Dominique Cap ronge son frein
Le maire de Plougastel-Daoulas, Dominique Cap, n’a pas eu les réponses espérées hier après-midi à Rennes. « On nous a confirmé que le départ serait donné de Brest. C’est tout. Il paraît qu’ils ont plusieurs pistes envisageables pour la suite. Moi, je pousse pour que le peloton passe par le vieux pont. On mettrait des bateaux sous voiles dans la rade. Avec du soleil, imaginez les images ! S’il le faut, je sortirai mon argument massue : un panier de fraises pour tout le monde, si le Tour passe par Plougastel ».
Hôtels : 1.600 lits déjà réservés
Les coureurs du Tour de France sont-ils des clients particulièrement difficiles à accueillir ? Benoît Houssais, directeur des deux hôtels Océania de Brest, a déjà connu en 2004, à Aix-en-Provence, un débarquement de cyclistes de la Grande Boucle. Alors ?

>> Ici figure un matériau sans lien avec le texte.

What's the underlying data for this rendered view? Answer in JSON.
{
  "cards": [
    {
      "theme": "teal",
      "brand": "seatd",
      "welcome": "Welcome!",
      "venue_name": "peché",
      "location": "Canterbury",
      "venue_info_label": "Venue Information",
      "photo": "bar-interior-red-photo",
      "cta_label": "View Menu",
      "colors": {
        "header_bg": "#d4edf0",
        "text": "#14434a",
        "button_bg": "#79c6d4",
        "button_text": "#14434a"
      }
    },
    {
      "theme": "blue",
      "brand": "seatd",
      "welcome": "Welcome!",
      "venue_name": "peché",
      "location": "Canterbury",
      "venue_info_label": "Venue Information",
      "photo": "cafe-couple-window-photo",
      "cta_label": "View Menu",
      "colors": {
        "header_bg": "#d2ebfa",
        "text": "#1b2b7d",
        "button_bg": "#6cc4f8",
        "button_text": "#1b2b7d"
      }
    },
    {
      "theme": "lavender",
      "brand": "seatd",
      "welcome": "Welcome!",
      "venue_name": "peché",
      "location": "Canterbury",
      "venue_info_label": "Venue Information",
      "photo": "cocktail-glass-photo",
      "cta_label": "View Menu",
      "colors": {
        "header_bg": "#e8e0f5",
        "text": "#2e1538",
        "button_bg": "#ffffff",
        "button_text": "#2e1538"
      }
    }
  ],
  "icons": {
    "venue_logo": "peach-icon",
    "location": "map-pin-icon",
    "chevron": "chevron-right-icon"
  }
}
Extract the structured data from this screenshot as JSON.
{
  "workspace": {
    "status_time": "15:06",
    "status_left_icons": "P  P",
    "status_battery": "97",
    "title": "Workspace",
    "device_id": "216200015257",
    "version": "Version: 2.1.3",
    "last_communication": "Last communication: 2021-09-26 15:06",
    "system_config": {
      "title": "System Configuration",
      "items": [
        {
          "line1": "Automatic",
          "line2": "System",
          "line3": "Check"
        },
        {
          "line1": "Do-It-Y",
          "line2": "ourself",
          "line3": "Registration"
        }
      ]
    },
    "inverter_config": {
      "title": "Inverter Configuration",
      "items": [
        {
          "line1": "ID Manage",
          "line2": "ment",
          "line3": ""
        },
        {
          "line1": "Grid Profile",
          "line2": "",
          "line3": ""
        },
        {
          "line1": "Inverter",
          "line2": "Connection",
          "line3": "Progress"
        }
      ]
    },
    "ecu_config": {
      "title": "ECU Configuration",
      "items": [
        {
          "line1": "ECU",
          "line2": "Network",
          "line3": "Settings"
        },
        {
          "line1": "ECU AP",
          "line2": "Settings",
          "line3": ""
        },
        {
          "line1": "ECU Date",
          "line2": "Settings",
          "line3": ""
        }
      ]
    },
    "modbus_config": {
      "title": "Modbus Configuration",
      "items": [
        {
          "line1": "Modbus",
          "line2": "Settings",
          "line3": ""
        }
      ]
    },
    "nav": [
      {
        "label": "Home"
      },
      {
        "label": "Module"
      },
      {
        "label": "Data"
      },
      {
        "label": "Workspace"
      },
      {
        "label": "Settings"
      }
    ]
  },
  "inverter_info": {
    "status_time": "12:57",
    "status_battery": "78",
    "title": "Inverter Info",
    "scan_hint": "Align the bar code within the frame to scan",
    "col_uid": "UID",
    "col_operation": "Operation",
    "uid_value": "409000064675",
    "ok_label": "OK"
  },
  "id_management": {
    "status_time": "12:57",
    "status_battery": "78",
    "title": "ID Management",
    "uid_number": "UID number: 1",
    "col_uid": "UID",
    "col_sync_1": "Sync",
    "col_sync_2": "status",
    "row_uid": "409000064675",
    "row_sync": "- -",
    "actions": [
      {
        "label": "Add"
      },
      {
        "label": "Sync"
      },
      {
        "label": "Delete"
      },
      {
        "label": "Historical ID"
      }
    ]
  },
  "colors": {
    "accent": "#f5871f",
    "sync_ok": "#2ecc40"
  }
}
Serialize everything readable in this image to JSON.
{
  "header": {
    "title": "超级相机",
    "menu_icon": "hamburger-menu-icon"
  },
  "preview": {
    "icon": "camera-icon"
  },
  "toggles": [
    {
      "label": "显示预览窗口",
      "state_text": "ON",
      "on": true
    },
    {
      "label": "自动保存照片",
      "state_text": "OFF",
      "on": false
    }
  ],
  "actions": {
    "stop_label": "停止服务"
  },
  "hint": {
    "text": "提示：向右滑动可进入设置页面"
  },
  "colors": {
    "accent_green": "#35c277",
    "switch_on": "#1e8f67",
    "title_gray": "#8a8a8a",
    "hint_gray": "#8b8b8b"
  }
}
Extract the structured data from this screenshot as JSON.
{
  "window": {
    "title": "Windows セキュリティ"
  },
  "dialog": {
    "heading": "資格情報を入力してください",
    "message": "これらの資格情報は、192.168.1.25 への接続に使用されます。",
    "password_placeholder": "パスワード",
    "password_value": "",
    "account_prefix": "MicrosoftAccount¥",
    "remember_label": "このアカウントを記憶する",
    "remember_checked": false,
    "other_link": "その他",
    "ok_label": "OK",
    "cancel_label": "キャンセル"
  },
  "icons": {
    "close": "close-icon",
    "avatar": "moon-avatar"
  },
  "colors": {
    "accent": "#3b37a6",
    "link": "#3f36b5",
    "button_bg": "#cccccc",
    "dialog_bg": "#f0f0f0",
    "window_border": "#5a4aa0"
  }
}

Si Benoît Houssais assure que « ça demande presque moins de travail que l’organisation d’un gros mariage », on constate que l’accueil d’une équipe du Tour de France inclut quelques étonnantes spécificités. « Ils apportent leurs machines à laver et leurs sèche-linge ». Pas mal. « Ils viennent aussi avec un camion garage. Parfois, les mécaniciens travaillent jusqu’à minuit ». Encore mieux. Et ce n’est que la partie parking de l’accueil. Jusqu’au dernier grain de parmesan A l’intérieur de l’hôtel, le défilé des détails incongrus continue. Passons sur les massages, douches et autres pratiques hygiéniques de fin de course. Le meilleur est sur la table. « Les équipes se déplacent avec leurs ingrédients, pâtes, huiles et même parmesan, explique Benoît Houssais. Pour le reste, ça dépend. Si elles ont un sponsor qui fait des céréales, eh bien elles mangent les céréales du sponsor ». En cuisine également, le personnel est surveillé de près. « Chaque équipe dispose d’un cuisinier qui contrôle la préparation des repas ». Même pour cuire des pâtes, le chef cuistot reçoit des consignes ! Etonnant, mais « ils payent le prix d’un repas normal », alors après tout... L’ASO, association organisatrice du Tour de France, a réservé, dès le mois de décembre, 120 chambres dans les deux hôtels Océania. En tout, 1.600 lits sont d’ores et déjà réservés pour les 2, 3 et 4 juillet 2008 à Brest. « Très bonne affaire financière » « Une très bonne affaire au plan financier. Surtout qu’il y a un vendredi, un jour assez creux habituellement », se félicite Benoît Houssais. Le directeur n’a pas encore eu de contact direct avec les équipes. « C’est ASO qui s’occupe de tout et qui règle la facture. Les dirigeants des formations appelleront plus tard pour fignoler les derniers détails ». Benoît Houssais pense en accueillir trois dans son établissement et « il ne faudra pas qu’elles se rencontrent dans les couloirs ». Une contrainte de plus. La dernière. « Sinon, les coureurs sont vraiment très sympa. Ils n’ont pas cette arrogance que l’on peut retrouver chez d’autres sportifs ».
Laurent Madouas : «Revoir les copains»
Laurent Madouas, né à Plaudren (Morbihan) mais domicilié depuis fort longtemps dans la région brestoise, où est née son épouse, est le dernier « local » à avoir participé à la Grande boucle, comme une poignée d’autres avant lui, Pierre-Henri Menthéour et Gérard Kerbrat notamment.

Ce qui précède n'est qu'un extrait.